Sgt. Branson testified that he had received complaints about traffic congestion by the area residents as well as complaints about the nudity. He and two other police officers, including the Chief of Police, testified that there were traffic problems in the area and that they had received no instructions from their superiors, nor did they of their own accord make these arrests because they disapproved of any nudity in the movies shown by the plaintiff.
This Court does not find it necessary to pass upon the unequal enforcement issue. Even if it could be conclusively shown, unequal enforcement by itself would not merit federal injunctive relief. Wallace v. Brewer, 315 F. Supp. 431, 444 (M.D.Ala.1970). The plaintiff must show that the ordinance was applied “for the purpose of discouraging protected activities.” Dombrowski v. Pfister, supra, 380 U.S. at 489-490, 85 S.Ct. at 1122. Even though there may have been some complaints about the nudity 4 there is evidence that the arrests were prompted by traffic problems in the area. The evidence then “does not disclose that the state criminal process was invoked ‘without any hope of ultimate success, but only to discourage’ the assertion of First Amendment rights. Wallace v. Brewer, supra, 315 F.Supp. at 454.5 Nor can this court say that the City of Fort Worth acted in bad faith by bringing criminal prosecutions under a clearly inapplicable statute. Entertainment Ventures, Inc. v. Brewer, 306 F.Supp. 802, 817 (M.D.Ala.1969). Ordinance No. 5967 is not clearly inapplicable to the facts here.
Plaintiff has alleged that it has on several occasions asked the police and the City Attorney’s office what more is required of it in the way of fencing in order to be in compliance with ordinance No. 5967, but that they have never been given an answer. The City Attorney and police have answered that it is not their function according to state or local law to construe the statute or to render advice on what would be reasonable or substantial compliance. This, they say, is the function of the state and local courts.

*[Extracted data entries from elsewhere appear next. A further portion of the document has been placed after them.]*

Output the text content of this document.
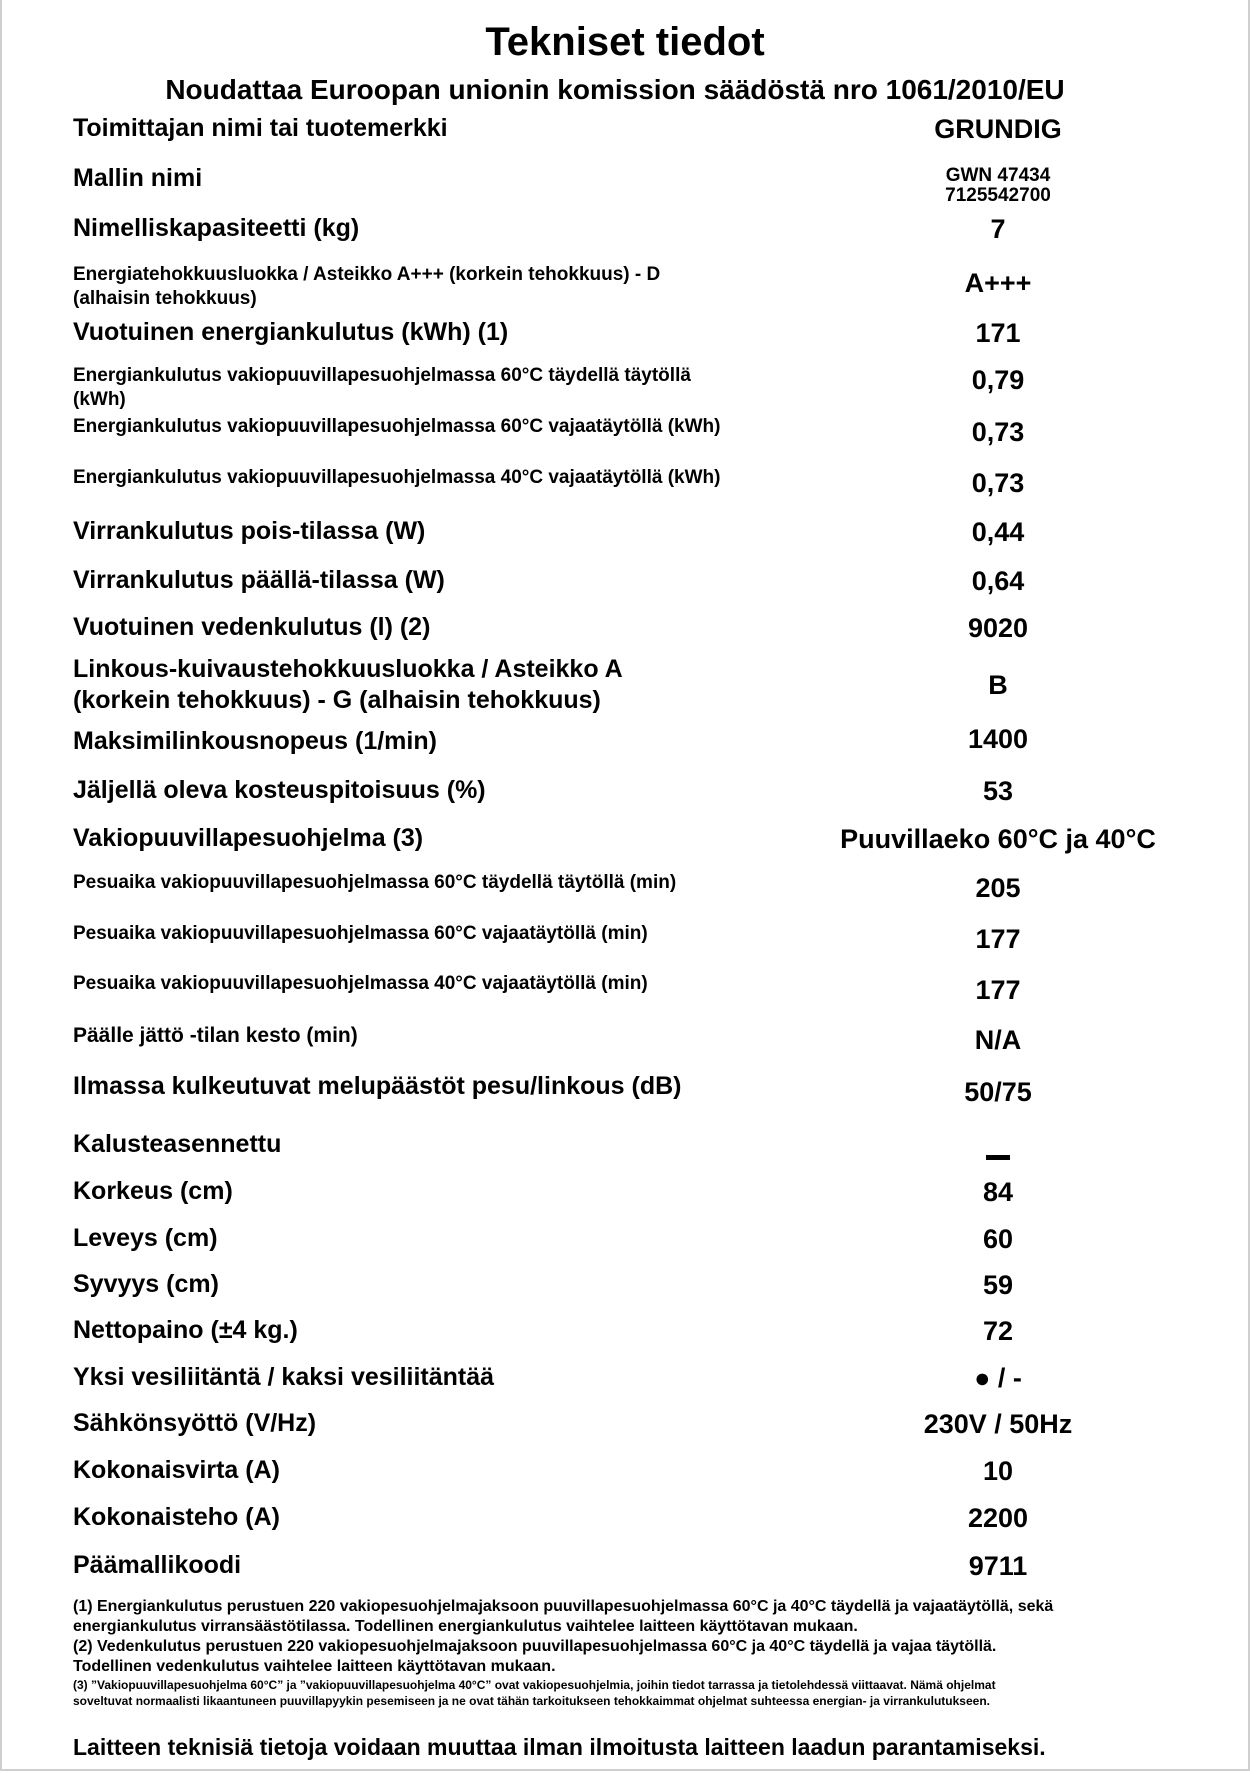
Tekniset tiedot
Noudattaa Euroopan unionin komission säädöstä nro 1061/2010/EU
Toimittajan nimi tai tuotemerkki	GRUNDIG
Mallin nimi	GWN 47434
7125542700
Nimelliskapasiteetti (kg)	7
Energiatehokkuusluokka / Asteikko A+++ (korkein tehokkuus) - D
(alhaisin tehokkuus)
A+++
Vuotuinen energiankulutus (kWh) (1)	171
Energiankulutus vakiopuuvillapesuohjelmassa 60°C täydellä täytöllä
(kWh)
0,79
Energiankulutus vakiopuuvillapesuohjelmassa 60°C vajaatäytöllä (kWh)	0,73
Energiankulutus vakiopuuvillapesuohjelmassa 40°C vajaatäytöllä (kWh)	0,73
Virrankulutus pois-tilassa (W)	0,44
Virrankulutus päällä-tilassa (W)	0,64
Vuotuinen vedenkulutus (l) (2)	9020
Linkous-kuivaustehokkuusluokka / Asteikko A
(korkein tehokkuus) - G (alhaisin tehokkuus)	B
Maksimilinkousnopeus (1/min)	1400
Jäljellä oleva kosteuspitoisuus (%)	53
Vakiopuuvillapesuohjelma (3)	Puuvillaeko 60°C ja 40°C
Pesuaika vakiopuuvillapesuohjelmassa 60°C täydellä täytöllä (min)	205
Pesuaika vakiopuuvillapesuohjelmassa 60°C vajaatäytöllä (min)	177
Pesuaika vakiopuuvillapesuohjelmassa 40°C vajaatäytöllä (min)	177
Päälle jättö -tilan kesto (min)	N/A
Ilmassa kulkeutuvat melupäästöt pesu/linkous (dB)	50/75
Kalusteasennettu
Korkeus (cm)	84
Leveys (cm)	60
Syvyys (cm)	59
Nettopaino (±4 kg.)	72
Yksi vesiliitäntä / kaksi vesiliitäntää	● / -
Sähkönsyöttö (V/Hz)	230V / 50Hz
Kokonaisvirta (A)	10
Kokonaisteho (A)	2200
Päämallikoodi	9711
(1) Energiankulutus perustuen 220 vakiopesuohjelmajaksoon puuvillapesuohjelmassa 60°C ja 40°C täydellä ja vajaatäytöllä, sekä
energiankulutus virransäästötilassa. Todellinen energiankulutus vaihtelee laitteen käyttötavan mukaan.
(2) Vedenkulutus perustuen 220 vakiopesuohjelmajaksoon puuvillapesuohjelmassa 60°C ja 40°C täydellä ja vajaa täytöllä.
Todellinen vedenkulutus vaihtelee laitteen käyttötavan mukaan.
(3) ”Vakiopuuvillapesuohjelma 60°C” ja ”vakiopuuvillapesuohjelma 40°C” ovat vakiopesuohjelmia, joihin tiedot tarrassa ja tietolehdessä viittaavat. Nämä ohjelmat
soveltuvat normaalisti likaantuneen puuvillapyykin pesemiseen ja ne ovat tähän tarkoitukseen tehokkaimmat ohjelmat suhteessa energian- ja virrankulutukseen.
Laitteen teknisiä tietoja voidaan muuttaa ilman ilmoitusta laitteen laadun parantamiseksi.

The plaintiff has not attacked the ordinance as being too vague or overbroad. Consequently, the court cannot say that this conduct on the part of the City amounts to a showing of bad faith in the enforcement of the ordinance.
The parties having agreed that all facts could be and were fully developed at the hearing on the preliminary injunction and that such hearing should constitute the trial on the merits, it is so ordered.
*1151Accordingly, for the above stated reasons, the temporary restraining order is hereby dissolved and the prayed for injunction denied. The plaintiff will take nothing by the suit and is hereby taxed all costs. The action is dismissed.
. According to plaintiff’s complaint, “R” and “X” pictures “show nudity, sex or adult subjects in a manner and with the treatment that would make them unsuitable for persons under eighteen (18) years of age unless such young person was accompanied by a parent, guardian, or lawful spouse.” Plaintiff’s Complaint, p. 2.
. FORT WORTH, TEX., CITY CODE, ch. 35 § 35-21 (1964)
SECTION 1. “It shall be unlawful for the owner, manager, operator,
*1149assistant manager, assistant operator, ticket seller, ticket taker, usher and/or any other person connected with or employed by any motion picture theater or drive-in motion picture theater in the City of Fort Worth or to aid or assist in such showing or exhibition of any motion picture, film, slide or other exhibit which is visible from any public street or highway in which the public area, bare buttocks or bare female breasts of the human body are shown.”
. The preamble to ordinance No. 5967 recites that it was enacted in order to reduce traffic hazards.
. The Court does not deem it necessary to inquire into whether the showing of the pubic area, bare buttocks, or bare female breasts at a drive-in movie that can be seen from the public streets is a protected activity under the First Amendment. Cf. Eberhart v. Massell, 311 F. Supp. 654 (N.D.Ga.1970)
. Also, see Moss v. Hornig, 314 F.2d 89 (2d Cir. 1963); Strasser v. Doorley, 309 F.Supp. 716 (D.R.I.1970) ; Turner v. LaBelle, 251 F.Supp. 443 (D.Conn.1966).